Tout cela n’est qu’une des nombreuses façons dont nos communautés sont systématiquement effacées en tant que combattantes de première ligne contre le changement climatique. Vos tentatives visant à remplacer la réalité des impacts génocidaires du changement climatique sur les communautés autochtones par des têtes d'animaux qui s'agitent ajoutent l'insulte à l'injure – non pas parce que la protection des animaux, parmi toutes les formes de vie, est insignifiante, mais parce que qui d'autre que les communautés de première ligne peut mieux parler aux communautés autochtones ? dévastation totale de la flore et de la faune sur leurs propres terres.
Nous sommes confrontés à une bataille difficile dans la lutte contre le changement climatique dans le cadre du système plus large qui l’a créé et le rend possible : le capitalisme et le colonialisme.

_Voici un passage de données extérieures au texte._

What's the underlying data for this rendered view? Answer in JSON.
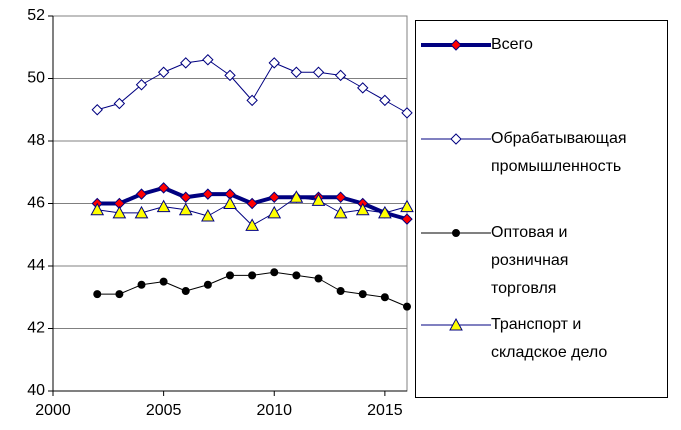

Mais ce qui s’est passé lors de la marche pour le climat de Londres est aussi une confirmation claire que le mouvement climatique lui-même perpétue ces mêmes oppressions.
Le mouvement climatique, au Royaume-Uni et dans le monde, sera décolonial ou ne sera rien. Ce dimanche-là à Londres, les communautés indigènes et le bloc des Damnés de la Terre l'ont prouvé : les premiers à mourir, les premiers à se battre, les premiers à marcher.
Un mouvement qui efface, réduit au silence et appelle la police dans les communautés de première ligne, celles qui font la plupart des mourants et des résistants, est voué à l’échec.
Ceux qui cherchent à nous faire taire doivent être tenus responsables – aussi bien les cadres supérieurs qui disent à leurs employés que l’affrontement « n’a jamais eu lieu », que leurs fantassins qui ont retiré la banderole et ont tenté d’enlever nos pancartes.
Nous sommes en colère, mais nous ne sommes pas désespérés. Nous ne voulons pas de sauveurs, nous savons nous battre. La responsabilité n’implique donc pas des excuses. La responsabilité est une réparation et une action juste. Depuis trop longtemps, nous parlons, crions et scandons, souvent en vain. Votre volonté de faire taire les voix dissidentes des peuples autochtones et du Sud a contribué à un nouvel échec de la COP. Mais maintenant, comme l’a souligné l’un de nos camarades, nous exigeons : « Écoutez quand les opprimés parlent ». À l’approche de la COP22 au Maroc, les droits autochtones et les droits humains, en tant que droits collectifs, doivent être au premier plan de tout mouvement climatique.
Pour paraphraser Utah Phillips : le mouvement climatique n’est pas blanc, mais il est blanchi à la chaux. Les droits autochtones et la justice raciale ne sont pas une distraction. Ils sont au cœur de la justice climatique. Il n'y a plus de temps pour vos jeux sales. L’horloge tourne.